Les perspectives de réussite de l’entreprise serbe auprès de l’Assemblée générale demeurent également très hypothétiques du fait de la farouche opposition des pays ayant poussé le Kosovo à se détacher. Ces derniers multiplient les messages de mise en garde envers Belgrade et Bernard Kouchner alla jusqu’à enjoindre son homologue serbe Vuk Jeremic en juillet dernier d’abandonner cette initiative, car il est « inacceptable » que la Serbie puisse exprimer le désir de joindre l’UE tout en étant « en situation de confrontation » avec ses membres ayant reconnu l’indépendance du Kosovo. L’ambassadeur du Royaume-Uni en Serbie, Steven Wordworth, qualifia même cette initiative de « direct challenge » dans une interview accordée au quotidien belgradois Vecernje Novosti le 23 juillet.
La sécession du Kosovo, bien que déjà reconnue par 45 des 193 pays que comptent les Nations unies (46 en comptant Taiwan), 21 d’entre eux étant membres de l’UE, continue à susciter des inquiétudes chez nombre de pays, certains ne manquant pas de voir dans les derniers événements en Géorgie une confirmation de leurs craintes de déstabilisation de l’ordre mondial. Celles-ci seront-elles suffisantes cependant pour les pousser à braver les pressions occidentales et, au-delà de la résistance passive que représente leur non-reconnaissance du Kosovo, supporter l’initiative de la Serbie ?
Paradoxalement, il semblerait qu’avec la reconnaissance de l’Ossétie du Sud et de l’Abkhazie par la Russie, qui soutient la démarche de Belgrade à l’Assemblée générale, les chances de voir aboutir cette initiative se soient accrues. En effet, les Russes ne jouissant plus désormais sur la scène internationale du prestige que leur conférait le statut de défenseurs du droit international face à la volonté unilatérale des Occidentaux, puisqu’ils firent précisément ce qu’ils reprochaient à ces derniers, la décision de voter en faveur d’une consultation de la CIJ permettrait aux pays tiers de renvoyer les parties en conflit dos à dos tout en maintenant une certaine neutralité.
Un autre avantage que représenterait cette consultation réside dans le fait qu’il faut généralement quelques années à la CIJ pour émettre un avis, ce qui devrait permettre de calmer les esprits et restaurer une certaine sérénité.
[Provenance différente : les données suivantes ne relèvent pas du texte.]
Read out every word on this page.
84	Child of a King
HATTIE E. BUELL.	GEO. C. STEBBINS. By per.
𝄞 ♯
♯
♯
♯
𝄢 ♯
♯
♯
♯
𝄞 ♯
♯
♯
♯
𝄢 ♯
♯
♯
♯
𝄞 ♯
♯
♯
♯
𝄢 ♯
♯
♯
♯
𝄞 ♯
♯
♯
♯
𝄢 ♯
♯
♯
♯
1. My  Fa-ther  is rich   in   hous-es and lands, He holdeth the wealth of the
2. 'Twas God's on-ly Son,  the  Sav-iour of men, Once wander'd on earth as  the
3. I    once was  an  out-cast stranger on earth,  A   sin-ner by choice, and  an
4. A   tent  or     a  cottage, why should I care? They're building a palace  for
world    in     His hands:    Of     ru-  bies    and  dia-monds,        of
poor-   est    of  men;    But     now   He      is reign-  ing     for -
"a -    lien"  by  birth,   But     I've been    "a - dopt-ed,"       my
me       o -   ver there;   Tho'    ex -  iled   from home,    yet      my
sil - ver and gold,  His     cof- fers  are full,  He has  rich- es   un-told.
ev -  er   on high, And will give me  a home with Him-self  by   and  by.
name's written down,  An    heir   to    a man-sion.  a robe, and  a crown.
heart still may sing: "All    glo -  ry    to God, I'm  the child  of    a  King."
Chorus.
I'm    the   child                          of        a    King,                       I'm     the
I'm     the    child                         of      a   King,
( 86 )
Sachant que la majorité simple est suffisante pour qu’une telle résolution soit adoptée, il reste à espérer qu’un nombre suffisant des 147 pays ayant la possibilité de voter en faveur de l’initiative serbe soit motivé par cette perspective de retour de la "pratique" du droit international en des eaux plus calmes. Pour cela, il faudra que, selon la procédure, le Bureau de l’Assemblée générale de l’ONU décide de l’inscrire à l’ordre du jour de la session ordinaire cette année, ce qu’il sera amené à faire à la mi-septembre.